Che fare? Per non contrariarlo troppo, alla fine mi sono alzato. Nonostante la doccia facesse le bizze (tipo, appena mi avvicinavo si spegneva il flusso dell’acqua e quanto mi allontantavo si riapriva), la colazione è stata tale da ricompensare le piccole contrarietà: uova, pane tostato, kellogs, latte e caffè, burro salato..

La camminata fino all’istituto è stata lunghetta ma salutare. Non è affatto sgradevole il posto; sono davvero godibili gli scenari con le piccole casette, i parchi verdi ricoperti da uno strato di sottile ghiaccio (il tutto così irresistibilmente “inglese”), l’aria pungente ma non troppo, nel complesso, la sensazione di stare in un posto raccolto ma al medesimo tempo niente affatto angusto.

La giornata è passata lavorando con Francesca e Giorgia, che si sono messe gentilmente a nostra disposizione. Le cose apprese sono state diverse, e importanti per il nostro lavoro. Ancor più abbiamo capito come effettivamente sia necessario spostarci, muoverci, andare a chiedere e ad apprendere là dove vi sono le persone competenti.
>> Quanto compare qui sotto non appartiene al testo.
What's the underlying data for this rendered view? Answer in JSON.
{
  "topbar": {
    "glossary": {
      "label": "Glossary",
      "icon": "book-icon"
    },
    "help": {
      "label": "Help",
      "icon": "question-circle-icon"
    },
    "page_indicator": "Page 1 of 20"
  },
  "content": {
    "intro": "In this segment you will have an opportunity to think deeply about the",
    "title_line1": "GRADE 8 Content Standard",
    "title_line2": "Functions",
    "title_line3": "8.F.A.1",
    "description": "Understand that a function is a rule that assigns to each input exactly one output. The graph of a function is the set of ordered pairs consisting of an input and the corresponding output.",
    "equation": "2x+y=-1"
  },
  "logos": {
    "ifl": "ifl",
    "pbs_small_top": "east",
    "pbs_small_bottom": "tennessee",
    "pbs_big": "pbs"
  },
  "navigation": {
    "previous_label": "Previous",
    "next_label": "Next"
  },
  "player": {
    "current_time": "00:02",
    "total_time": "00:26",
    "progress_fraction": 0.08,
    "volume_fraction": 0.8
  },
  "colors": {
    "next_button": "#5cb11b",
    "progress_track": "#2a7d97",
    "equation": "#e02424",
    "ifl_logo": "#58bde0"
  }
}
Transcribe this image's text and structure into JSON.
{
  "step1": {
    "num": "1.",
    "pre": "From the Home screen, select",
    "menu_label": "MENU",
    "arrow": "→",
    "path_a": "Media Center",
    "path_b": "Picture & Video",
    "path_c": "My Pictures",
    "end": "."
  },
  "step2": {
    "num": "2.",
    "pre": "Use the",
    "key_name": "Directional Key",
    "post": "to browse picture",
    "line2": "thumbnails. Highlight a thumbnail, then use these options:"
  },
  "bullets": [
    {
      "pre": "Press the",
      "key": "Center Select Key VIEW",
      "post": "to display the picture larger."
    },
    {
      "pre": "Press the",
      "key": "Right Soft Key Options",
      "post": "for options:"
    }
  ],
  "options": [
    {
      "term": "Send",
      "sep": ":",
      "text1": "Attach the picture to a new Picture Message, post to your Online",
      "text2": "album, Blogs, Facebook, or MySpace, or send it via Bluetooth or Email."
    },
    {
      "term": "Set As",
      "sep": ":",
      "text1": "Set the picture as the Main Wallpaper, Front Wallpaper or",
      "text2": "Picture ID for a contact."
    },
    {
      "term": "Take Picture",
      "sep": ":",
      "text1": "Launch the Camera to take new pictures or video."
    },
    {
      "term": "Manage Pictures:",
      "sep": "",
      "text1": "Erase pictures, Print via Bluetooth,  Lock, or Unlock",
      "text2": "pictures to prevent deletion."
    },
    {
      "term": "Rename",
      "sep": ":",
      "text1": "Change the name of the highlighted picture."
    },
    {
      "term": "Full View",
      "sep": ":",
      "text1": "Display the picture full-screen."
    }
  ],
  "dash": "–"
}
No no, non si puà far tutto dalla propria scrivania, malgrado le tecnologie più raffinate a volte inducano a pensare il contrario: il contatto con realtà e persone è ancora una cosa insostituibile.

La giornata si è conclusa in maniera ottima, con una godibilissima cena al ristorante indiano, ove io e Luigi siamo entrati quasi per caso, mentre giravamo in cerca di un posto per mangiare.

Contrariamente ai nostri timori, con poco più di trenta sterline abbiamo onorevolmente mangiato in due, ed anche in maniera soddisfacente. Era davvero tantissimo che non mangiavo al ristorante indiano; i sapori mi hanno sorpreso, ma in senso gradevole. L’appetito è venuto mangiando una specie di antipasto fatto da sottili sfoglie di qualcosa tipo pane, condibile a piacere con salsette varie. A questo è seguito un piatto di carne arrostita, e una doverosa insalata.

Rientrati alla magione, si buttan giù queste due piccole note. Oggi è Sant’Agnese, perccato solo non poter fare gli auguri di persona alla piccolina a casa. Comunque, tra poco a nanna, domani si continua su Java!